Il y a un Eluard fondamental, celui qui dit : J'ai la beauté facile et c'est heureux Je glisse sur le toit des vents Je glisse sur le toit des mers. Mais, dès ses vingt ans, il y a le réfractaire stupéfait, celui qui écrivait du front : « On a honte d'être là » devant le spectacle d'un camarade agonisant ; celui qui écrira plus tard : « Le principal désir des hommes, dans la société où je vis, est de posséder [...].

Tout se dresse, à chacun de nos pas, pour nous humilier, pour nous faire retourner en arrière [...].

La poésie véritable est incluse dans tout ce qui ne se conforme pas à cette morale qui, pour maintenir son ordre, son prestige, ne doit construire que des casernes, des prisons, des églises, des bordels.

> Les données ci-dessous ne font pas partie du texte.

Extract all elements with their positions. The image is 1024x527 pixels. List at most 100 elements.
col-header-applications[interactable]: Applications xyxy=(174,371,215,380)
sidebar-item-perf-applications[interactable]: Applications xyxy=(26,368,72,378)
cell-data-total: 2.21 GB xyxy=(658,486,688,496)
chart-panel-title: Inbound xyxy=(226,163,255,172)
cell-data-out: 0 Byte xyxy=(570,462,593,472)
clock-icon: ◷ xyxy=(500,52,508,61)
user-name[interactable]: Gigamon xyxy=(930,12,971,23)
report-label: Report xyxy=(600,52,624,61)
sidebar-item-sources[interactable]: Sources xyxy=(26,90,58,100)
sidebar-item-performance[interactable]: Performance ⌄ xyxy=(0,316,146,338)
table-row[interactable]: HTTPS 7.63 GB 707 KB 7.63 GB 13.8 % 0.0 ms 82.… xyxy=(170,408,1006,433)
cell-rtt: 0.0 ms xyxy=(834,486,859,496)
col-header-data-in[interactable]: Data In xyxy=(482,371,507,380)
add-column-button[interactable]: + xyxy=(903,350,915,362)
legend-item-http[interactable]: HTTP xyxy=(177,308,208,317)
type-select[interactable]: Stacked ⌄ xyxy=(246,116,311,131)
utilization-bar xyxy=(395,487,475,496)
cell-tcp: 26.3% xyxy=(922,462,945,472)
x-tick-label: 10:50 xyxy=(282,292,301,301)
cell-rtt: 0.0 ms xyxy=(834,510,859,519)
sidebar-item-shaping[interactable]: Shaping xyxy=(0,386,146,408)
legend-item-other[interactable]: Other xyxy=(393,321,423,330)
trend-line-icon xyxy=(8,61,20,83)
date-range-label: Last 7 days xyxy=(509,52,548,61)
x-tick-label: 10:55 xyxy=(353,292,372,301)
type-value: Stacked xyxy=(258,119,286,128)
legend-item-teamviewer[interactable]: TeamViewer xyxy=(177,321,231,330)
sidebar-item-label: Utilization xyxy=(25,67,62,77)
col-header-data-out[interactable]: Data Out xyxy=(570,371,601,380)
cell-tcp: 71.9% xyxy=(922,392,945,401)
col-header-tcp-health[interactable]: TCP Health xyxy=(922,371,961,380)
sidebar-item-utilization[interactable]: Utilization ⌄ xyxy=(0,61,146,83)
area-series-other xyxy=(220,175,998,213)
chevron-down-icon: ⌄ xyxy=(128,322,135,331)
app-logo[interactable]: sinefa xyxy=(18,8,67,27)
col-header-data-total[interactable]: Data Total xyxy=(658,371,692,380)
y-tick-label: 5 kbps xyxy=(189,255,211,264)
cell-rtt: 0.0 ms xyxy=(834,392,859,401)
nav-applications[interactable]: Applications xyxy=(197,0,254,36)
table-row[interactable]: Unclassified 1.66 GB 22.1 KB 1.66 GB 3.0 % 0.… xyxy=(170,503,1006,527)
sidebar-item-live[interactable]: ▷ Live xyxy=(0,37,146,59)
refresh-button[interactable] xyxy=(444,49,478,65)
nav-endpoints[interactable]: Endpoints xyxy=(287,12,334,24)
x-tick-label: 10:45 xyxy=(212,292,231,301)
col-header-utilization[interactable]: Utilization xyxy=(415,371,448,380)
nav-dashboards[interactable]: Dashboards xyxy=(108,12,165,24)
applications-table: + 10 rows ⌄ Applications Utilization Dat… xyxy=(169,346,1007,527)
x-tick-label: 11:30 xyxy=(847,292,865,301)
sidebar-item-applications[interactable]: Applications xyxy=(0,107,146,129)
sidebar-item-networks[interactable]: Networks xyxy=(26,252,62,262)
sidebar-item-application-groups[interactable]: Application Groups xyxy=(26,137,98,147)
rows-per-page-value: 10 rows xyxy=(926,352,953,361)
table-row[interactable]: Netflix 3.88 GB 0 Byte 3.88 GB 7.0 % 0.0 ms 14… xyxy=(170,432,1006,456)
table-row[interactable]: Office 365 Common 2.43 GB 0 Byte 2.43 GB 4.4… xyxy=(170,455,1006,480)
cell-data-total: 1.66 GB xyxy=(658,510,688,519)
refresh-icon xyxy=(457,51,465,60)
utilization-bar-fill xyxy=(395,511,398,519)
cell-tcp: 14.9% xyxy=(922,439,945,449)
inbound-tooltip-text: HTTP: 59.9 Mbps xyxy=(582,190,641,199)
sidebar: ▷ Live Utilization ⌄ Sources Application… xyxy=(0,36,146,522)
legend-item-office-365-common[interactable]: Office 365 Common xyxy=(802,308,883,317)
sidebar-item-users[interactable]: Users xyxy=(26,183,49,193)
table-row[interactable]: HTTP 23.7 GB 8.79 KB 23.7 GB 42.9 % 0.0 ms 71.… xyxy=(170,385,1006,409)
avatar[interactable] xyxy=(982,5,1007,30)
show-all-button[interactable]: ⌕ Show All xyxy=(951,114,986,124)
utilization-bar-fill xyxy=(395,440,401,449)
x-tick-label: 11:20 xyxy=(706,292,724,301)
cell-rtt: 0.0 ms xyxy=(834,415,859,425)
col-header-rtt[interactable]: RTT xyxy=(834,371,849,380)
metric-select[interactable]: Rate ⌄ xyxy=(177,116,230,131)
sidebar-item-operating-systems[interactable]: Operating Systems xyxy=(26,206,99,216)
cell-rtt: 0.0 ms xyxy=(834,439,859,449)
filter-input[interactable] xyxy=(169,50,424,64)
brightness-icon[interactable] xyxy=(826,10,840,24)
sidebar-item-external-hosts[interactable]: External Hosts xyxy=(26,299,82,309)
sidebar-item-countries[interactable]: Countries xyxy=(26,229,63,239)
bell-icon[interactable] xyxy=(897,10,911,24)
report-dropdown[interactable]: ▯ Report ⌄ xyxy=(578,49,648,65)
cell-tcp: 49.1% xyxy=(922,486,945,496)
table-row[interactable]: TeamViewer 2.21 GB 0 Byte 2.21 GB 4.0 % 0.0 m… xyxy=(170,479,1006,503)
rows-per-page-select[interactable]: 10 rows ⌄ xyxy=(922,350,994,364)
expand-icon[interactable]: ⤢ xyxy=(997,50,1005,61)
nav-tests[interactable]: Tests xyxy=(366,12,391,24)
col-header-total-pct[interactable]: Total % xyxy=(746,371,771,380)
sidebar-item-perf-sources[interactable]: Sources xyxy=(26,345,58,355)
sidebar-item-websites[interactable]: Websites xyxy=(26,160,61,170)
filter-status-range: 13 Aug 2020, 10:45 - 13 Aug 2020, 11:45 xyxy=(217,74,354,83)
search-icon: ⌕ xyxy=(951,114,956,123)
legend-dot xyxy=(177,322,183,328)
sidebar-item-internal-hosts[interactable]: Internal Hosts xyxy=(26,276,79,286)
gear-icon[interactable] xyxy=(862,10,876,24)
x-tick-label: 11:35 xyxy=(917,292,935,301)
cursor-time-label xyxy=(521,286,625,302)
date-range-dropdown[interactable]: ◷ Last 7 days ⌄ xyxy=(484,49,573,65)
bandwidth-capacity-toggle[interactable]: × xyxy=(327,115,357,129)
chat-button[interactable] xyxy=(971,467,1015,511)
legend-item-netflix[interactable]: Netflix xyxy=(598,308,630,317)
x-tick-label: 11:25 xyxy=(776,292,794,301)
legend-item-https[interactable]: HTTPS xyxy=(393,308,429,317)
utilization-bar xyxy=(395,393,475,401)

» Eluard le violent Eluard le voyant-transparent peut être, doit devenir aussi Eluard le violent, le rebelle.

Il projette, face à cette société qu'il veut contribuer à ruiner, l'image d'une contre-société qui n'est pas simplement une « vue de l'esprit » dans la mesure où il a l'expérience immédiate d'une autre façon d'être, d'un autre pacte des vivants avec les vivants, d'un autre état de vie.

À travers le dadaïsme, le surréalisme, le stalinisme, c'est la même démarche obstinée, démentie souvent, mais jamais réfutée.

« Si nous le voulions, il n'y aurait que des merveilles.

» Quand Eluard célébrera Joseph Staline, à l'occasion de l'anniversaire de celui-ci, il n'écrira pas un de ces innombrables et sinistres péans flagorneurs qui s'élèveront de la Russie écrasée et de la bouche des dupes ou des complices occidentaux ; il écrira un très beau poème qui ne fait pas le portrait d'un homme historique, mais d'une terre promise et donnée.

Un poème qui n'est tragique que par l'écart entre la vision et ce que notre regard découvre. Au cours des dernières années de sa vie (il devait mourir en novembre 1952, avant la mort de Staline et le XX e Congrès), il arrivait aux admirateurs d'Eluard de regretter que le sublime poète de l'amour sublime se fût « encanaillé » dans la politique et qu'Ariel se fût « engagé » avec Caliban. Quand on suit la longue respiration ininterrompue de la poésie d'Eluard, il semble au contraire qu'on ne puisse séparer le poète « amoureux » du poète « pour tous », comme il disait.

Ce n'est pas malgré sa ressource inépuisable de révolte, sa perpétuelle revendication « utopique » qu'Eluard a été un grand poète, le poète, aussi, de ce rapport modèle entre les êtres, de cette relation étalon : l'amour.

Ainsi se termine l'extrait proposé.